In talking with my sister the other day, I decided that I need to talk about the IPA alphabet. IPA stands for International Phonetic Alphabet. IPA “is an alphabetic system of phonetic notation based primarily on the Latin alphabet. It was devised by the International Phonetic Association as a standardized representation of the sounds of spoken language. The IPA is used by foreign language students and teachers, linguists, speech pathologists and therapists, singers, actors, lexicographers, artificial language enthusiasts (conlangers), and translators.” (Wikipedia)

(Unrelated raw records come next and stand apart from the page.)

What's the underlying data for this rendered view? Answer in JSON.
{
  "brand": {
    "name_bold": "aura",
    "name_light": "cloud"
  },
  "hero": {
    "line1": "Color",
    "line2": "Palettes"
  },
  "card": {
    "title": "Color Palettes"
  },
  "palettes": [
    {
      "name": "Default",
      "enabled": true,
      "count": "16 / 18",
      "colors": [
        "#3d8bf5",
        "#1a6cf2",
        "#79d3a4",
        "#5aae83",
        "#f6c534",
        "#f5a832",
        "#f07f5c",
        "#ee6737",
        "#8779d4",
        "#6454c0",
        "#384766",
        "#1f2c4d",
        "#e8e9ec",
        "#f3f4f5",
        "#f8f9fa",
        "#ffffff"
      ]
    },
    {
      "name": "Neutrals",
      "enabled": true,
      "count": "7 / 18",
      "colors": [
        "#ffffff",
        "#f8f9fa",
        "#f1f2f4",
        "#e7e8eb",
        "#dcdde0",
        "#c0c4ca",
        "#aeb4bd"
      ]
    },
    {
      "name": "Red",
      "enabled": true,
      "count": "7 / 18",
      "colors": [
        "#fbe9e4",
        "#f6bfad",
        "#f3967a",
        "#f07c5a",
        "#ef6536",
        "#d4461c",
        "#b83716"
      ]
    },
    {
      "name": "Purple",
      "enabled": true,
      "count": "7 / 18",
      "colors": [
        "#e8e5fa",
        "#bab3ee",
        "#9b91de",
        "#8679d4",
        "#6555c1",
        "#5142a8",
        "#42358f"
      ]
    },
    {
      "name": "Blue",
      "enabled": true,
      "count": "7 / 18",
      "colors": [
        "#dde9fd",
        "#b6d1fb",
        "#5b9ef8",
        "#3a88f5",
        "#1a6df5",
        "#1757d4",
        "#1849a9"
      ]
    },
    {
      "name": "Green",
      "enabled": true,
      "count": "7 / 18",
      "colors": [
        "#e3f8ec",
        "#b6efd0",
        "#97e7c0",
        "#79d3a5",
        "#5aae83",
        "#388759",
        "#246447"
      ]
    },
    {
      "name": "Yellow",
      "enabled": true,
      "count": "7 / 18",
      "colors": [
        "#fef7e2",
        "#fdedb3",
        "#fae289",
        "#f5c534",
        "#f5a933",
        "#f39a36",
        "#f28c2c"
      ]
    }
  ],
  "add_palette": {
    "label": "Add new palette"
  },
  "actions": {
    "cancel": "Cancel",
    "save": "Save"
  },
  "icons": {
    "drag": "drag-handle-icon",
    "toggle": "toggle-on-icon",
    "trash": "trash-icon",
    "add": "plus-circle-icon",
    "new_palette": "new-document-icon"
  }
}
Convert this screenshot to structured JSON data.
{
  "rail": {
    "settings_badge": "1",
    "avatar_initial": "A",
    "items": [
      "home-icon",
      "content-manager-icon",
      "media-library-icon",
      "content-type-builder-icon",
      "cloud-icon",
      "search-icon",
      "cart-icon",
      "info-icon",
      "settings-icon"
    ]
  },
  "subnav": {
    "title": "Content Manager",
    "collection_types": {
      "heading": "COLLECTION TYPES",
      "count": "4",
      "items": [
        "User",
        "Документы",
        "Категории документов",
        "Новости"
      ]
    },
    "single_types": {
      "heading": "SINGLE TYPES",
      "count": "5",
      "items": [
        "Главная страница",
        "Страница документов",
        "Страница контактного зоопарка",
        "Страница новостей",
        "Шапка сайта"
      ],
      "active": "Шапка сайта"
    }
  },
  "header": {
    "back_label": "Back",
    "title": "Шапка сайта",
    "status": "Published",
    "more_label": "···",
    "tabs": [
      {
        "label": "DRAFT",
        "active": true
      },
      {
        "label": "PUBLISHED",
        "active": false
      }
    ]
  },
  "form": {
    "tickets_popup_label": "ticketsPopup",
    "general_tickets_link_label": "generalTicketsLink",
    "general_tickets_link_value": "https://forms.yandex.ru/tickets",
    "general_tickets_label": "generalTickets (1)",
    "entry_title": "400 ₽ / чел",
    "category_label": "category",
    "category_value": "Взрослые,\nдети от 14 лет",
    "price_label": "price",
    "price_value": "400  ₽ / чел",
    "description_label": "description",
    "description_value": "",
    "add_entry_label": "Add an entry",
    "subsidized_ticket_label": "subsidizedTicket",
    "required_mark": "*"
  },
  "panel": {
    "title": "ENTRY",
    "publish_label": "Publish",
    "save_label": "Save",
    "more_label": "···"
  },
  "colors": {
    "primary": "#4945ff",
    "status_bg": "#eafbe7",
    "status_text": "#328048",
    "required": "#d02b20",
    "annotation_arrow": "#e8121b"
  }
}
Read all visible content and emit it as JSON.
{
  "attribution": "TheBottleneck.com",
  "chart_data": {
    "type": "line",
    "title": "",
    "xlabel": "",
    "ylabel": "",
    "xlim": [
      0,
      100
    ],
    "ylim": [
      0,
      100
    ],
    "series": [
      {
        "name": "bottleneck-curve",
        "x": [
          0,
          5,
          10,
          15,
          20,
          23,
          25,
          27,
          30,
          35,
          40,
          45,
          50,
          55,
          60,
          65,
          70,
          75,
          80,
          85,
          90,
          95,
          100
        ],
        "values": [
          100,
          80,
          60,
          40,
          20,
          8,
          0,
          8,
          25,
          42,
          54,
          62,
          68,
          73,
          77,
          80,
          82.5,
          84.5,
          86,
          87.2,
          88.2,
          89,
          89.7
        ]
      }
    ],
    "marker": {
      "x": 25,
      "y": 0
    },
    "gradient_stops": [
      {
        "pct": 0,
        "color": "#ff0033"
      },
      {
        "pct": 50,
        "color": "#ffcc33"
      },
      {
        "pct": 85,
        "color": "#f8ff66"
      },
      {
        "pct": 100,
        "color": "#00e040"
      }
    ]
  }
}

IPA symbols have two basic types, letters and diacritics (like accents and a few more). As of 2008, there are 107 letters, 52 diacritics, and four prosodic (rhythm, stress or intonation) marks in the IPA.
Here is a chart of the IPA:
“The general principle of the IPA is to provide one letter for each distinctive sound (speech segment). This means that it does not use combinations of letters to represent single sounds, the way English does with ‹sh› and ‹ng›, or single letters to represent multiple sounds the way ‹x› represents /ks/ or /ɡz/ in English. There are no letters that have context-dependent sound values, as ‹c› does in English and other European languages.” (Wikipedia)
An example of this is: aj wɛnt tu ðə stɔr. (I went to the store.) The fun thing is when you get different accents!